Anyway, I had some lamb mince left after making Tessa Kiros´ moussaka and I thought it was time to use it up. I had about 365g so I adapted the recipe to serve 3. I didn´t know what to expect taste-wise but I was pleasantly surprised. It tasted so comforting, it was slightly sweet from the tomatoes and it was interesting to pair the meatballs with the eggs. I definitely liked it and this goes onto my list over regulars. this is very easy to make and I´ll give you the recipe for 4, because then it´s easier for you to halve or double.
1 large red onion
500g lamb mince
2 tbs chopped flat-leaf parsley
2 tsp ground coriander
2 tbs olive oil
800g canned chopped tomatoes
1 garlic clove
1-2 tbs finely chopped coriander root
1/2 red onions, grated
1 tsp ground cumin
2 small pinches of saffron threads
juice of 1 lemon
For paste, pound garlic to a puree with a pinch of salt. Ad all other ingredients except juice, then work into a paste. Stir in juice. Set aside.
Mix onion, mince, parsley and ground coriander well with salt and pepper. Use hands to make 12 balls. Heat oil in a heavy based pan over medium heat, add meatballs and brown all over. Remove and set aside.
Add paste and stir for 1 minute until aromatic. Return meatballs to pan, add tomato and simmer over low heat for 30 minutes until meatballs are cooked and sauce has thickened. Carefully crack eggs on top for final 5 minutes. Serve scattered with coriander leaves and black pepper.

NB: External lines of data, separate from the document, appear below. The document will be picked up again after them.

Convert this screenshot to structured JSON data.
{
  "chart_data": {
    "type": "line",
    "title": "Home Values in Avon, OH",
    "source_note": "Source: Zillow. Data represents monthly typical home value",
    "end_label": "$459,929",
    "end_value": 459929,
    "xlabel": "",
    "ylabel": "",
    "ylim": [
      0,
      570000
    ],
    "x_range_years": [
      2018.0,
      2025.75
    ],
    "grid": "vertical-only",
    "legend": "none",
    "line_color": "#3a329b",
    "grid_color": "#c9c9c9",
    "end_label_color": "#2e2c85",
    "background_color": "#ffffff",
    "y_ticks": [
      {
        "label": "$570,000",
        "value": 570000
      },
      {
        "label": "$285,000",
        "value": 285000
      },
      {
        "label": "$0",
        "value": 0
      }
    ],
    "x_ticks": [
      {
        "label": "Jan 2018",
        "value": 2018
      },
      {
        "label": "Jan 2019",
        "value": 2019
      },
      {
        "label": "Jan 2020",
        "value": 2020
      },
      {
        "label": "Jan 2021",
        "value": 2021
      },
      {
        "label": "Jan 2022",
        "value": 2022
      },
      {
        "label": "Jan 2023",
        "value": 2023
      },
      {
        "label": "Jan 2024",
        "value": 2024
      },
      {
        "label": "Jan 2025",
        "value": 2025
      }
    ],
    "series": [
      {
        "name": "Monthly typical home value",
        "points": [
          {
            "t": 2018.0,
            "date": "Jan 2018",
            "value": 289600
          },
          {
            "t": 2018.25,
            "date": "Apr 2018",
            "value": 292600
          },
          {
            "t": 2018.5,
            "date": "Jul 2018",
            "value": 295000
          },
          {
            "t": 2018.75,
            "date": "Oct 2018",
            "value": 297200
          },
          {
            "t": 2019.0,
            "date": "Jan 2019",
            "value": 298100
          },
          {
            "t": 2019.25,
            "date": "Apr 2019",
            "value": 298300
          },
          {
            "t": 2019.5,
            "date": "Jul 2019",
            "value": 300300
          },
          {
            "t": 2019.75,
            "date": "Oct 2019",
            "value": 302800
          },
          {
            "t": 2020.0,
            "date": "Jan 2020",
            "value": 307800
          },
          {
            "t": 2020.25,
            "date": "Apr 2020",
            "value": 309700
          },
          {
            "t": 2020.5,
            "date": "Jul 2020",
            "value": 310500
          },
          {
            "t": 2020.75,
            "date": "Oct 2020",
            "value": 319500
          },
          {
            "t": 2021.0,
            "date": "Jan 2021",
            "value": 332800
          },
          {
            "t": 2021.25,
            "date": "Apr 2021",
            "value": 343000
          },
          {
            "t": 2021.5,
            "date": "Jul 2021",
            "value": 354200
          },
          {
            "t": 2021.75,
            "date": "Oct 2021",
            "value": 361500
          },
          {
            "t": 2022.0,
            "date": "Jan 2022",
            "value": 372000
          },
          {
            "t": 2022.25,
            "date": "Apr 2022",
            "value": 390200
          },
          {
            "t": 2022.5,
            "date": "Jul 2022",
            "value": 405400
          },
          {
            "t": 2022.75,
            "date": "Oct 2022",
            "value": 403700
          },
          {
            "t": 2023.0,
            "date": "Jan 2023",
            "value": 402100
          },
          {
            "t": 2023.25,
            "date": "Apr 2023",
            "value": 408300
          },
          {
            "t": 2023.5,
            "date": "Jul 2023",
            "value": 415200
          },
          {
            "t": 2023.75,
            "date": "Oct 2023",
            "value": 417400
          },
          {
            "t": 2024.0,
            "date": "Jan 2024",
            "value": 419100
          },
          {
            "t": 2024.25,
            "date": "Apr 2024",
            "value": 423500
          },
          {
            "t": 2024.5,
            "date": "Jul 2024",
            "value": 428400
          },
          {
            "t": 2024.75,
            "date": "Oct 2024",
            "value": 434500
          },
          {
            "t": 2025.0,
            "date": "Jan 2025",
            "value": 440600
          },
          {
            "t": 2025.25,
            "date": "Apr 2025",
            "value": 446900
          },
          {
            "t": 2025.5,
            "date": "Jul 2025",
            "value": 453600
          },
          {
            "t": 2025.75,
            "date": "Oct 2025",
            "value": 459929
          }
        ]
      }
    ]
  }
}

Yesterday for lunch I had Nigella´s Sweet Potato and Chickpea Curry and I had some coconut milk left that I wanted to use up. I remembered that Ilana at I heart Risotto! has adapted a Tessa Kiros ice cream recipe and I went to look it up. I found the recipe, made it last night (it´s sooo easy, no custard involved, just whisk everything together) and I had this wonderful ice cream today after the Kofta Tagine.
dreamy coconut ice cream
250ml coconut milk
250ml heavy cream
125ml maple syrup
1 tsp vanilla extract
Whisk together the maple syrup and heavy (double) cream. Add the vanilla and whisk in the coconut milk. Transfer to a measuring jug. From here on,either you churn into your ice cream machine or you start the boring work with putting ice cream into a container, in to the freezer, and then whisking ice cream vigorously every hour for 3-4 hours...and get your reward in the end! It´s so worth it!

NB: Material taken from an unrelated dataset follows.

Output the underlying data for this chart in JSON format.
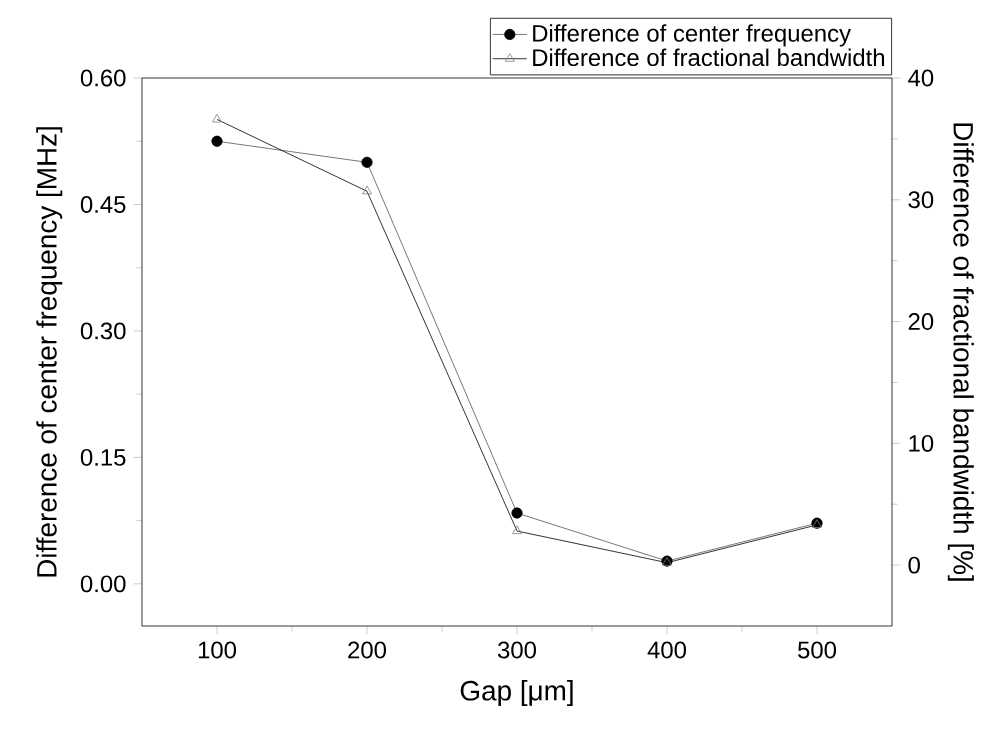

I was a bit short of coconut milk but used cream instead and also to pump the coconut flavour up, I used a few drop of coconut essence. I omitted the vanilla flavour as I thought it would be too much. The end result was fabulous! I loved that smoky, burnt flavor of maple syrup and the coconut together and didn´t miss the vanilla flavour at all. Thanks Tessa and Ilana!